When the storm finally retreated, an eight-mile stretch of beach was almost completely washed away, exposing a line of ragged rocks.
However, worldwide beach erosion has led to rapid advances in the techniques for its reclamation, and Belgian company Jan de Nul made Cancun a showcase for its newest technology.
Two ships sucked up sand 20 miles off the Mexican coast, carried it to the shore and used colossal pipes to lay down half a mile of beach a week.
“The white beaches are what Cancun is all about. So we wanted to make sure we were getting that same silky sand that people love, and a lot more of it than before,” says Patricia Lopez of Cancun’s Convention and Visitor’s Bureau.
The new beach is an average of 140 feet wide, compared to an average of 70 feet before Wilma, officials say.
The resort’s avenues have been lined with 6,000 new, full-grown palm trees and almost all the shops and restaurants have reopened.
However, there are still sporadic construction sites in the row of nearly 100 towering hotels that fill the Cancun skyline.
About 10 percent of the hotels are still having work done, with the last scheduled to be finished by the end of 2007.
Diana Cedillo, 43, of Laredo, Texas, booked a room next to a hotel crawling with construction workers. But she says the work didn’t bother her.
“I haven’t heard a thing. And as there are no tourists in the next-door hotel, then our bit of beach is that bit more exclusive,” she said, sunbathing on a tranquil stretch of sand.
However, Scott Gardner said his parents came to the Cancun Palace to find it was under construction and were shipped off down the coast to the Moon Palace.
“It’s a bit of a pain because I have a 45-minute drive from my time share to be with them,” said Gardner, 39, of Washington, D.C.
Some resorts used the opportunity to remodel and upgrade their premises. The Ritz Carlton invested $15 million to expand the size of its rooms, add tennis courts and build a culinary center before opening in September.
“We thought that if we are going to rebuild, then let’s make it better. If it takes 11 months, then so be it,” said marketing director Rafael Vazquez.
Wilma has also left scars in the nearby jungle. Thousands of trees were ripped out of the ground and thrown into dense piles that exploded into forest fires during the summer heat. Environmentalists say the woodland will take decades to fully recover.

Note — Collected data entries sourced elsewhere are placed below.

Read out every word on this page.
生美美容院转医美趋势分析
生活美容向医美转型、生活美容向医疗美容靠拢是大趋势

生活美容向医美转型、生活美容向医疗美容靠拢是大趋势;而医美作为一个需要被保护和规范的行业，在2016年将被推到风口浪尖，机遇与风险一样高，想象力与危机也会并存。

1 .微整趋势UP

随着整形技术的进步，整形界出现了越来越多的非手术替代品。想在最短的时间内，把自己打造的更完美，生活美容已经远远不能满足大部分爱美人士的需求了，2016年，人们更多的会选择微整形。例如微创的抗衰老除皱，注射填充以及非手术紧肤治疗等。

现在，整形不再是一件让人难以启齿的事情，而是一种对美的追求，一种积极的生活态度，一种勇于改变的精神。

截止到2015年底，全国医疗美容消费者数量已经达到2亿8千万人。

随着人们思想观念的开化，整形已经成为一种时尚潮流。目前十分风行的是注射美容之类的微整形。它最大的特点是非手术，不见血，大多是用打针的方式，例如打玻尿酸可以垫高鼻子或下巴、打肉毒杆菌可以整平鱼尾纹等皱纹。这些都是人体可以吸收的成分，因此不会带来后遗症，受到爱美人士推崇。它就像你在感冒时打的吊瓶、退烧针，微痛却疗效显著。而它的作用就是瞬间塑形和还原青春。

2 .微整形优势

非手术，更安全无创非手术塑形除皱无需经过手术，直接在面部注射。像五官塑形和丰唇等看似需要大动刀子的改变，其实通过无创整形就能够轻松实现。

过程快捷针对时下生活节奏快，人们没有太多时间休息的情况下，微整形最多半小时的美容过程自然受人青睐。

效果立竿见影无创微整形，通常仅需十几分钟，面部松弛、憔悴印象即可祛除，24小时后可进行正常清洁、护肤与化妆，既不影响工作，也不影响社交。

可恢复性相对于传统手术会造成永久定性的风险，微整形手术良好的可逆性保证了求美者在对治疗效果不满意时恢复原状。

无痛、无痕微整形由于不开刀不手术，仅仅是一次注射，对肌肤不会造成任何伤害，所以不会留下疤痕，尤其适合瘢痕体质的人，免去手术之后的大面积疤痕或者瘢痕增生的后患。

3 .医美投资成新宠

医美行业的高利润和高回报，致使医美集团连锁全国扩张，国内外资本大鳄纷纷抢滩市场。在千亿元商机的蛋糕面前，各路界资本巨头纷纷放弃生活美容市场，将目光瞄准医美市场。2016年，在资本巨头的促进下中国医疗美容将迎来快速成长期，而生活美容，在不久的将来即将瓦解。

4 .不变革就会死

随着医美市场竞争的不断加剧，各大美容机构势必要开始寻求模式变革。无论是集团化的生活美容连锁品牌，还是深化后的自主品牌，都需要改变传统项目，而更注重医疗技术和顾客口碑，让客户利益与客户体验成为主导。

Yet there are still millions of acres of jungle for tourists to visit, and the forest’s Mayan ruins were untouched.
The biggest problem remaining for the tourist industry is a lack of cruise ship piers on the nearby island of Cozumel, one of the world’s busiest cruise ports. For now, the big ships will be moored offshore, with most visitors ferried into ports on smaller boats.
One of the main piers should be finished by the end of the year, and the other will be completed sometime in 2007, officials said.
Tourists have responded well to the rebuilding of Mexico’s Caribbean coast, with their numbers rising dramatically as the spring and summer months went on.
By August, Cancun hotels were filled to 79 percent capacity – a drop from 86 percent in 2005, but an encouraging number under the circumstances.
Cancun resident Maria Ortiz, 41, says those who live there deserve some of the credit. Ortiz joined thousands of residents in cleaning garbage off the streets after Wilma, and she then helped with construction at the hotel where she normally works as a chef.
“All we have here is tourism. That is what we all live by,” Ortiz says.
“So we gave everything to get those tourists back. We all wanted to make Cancun live again.”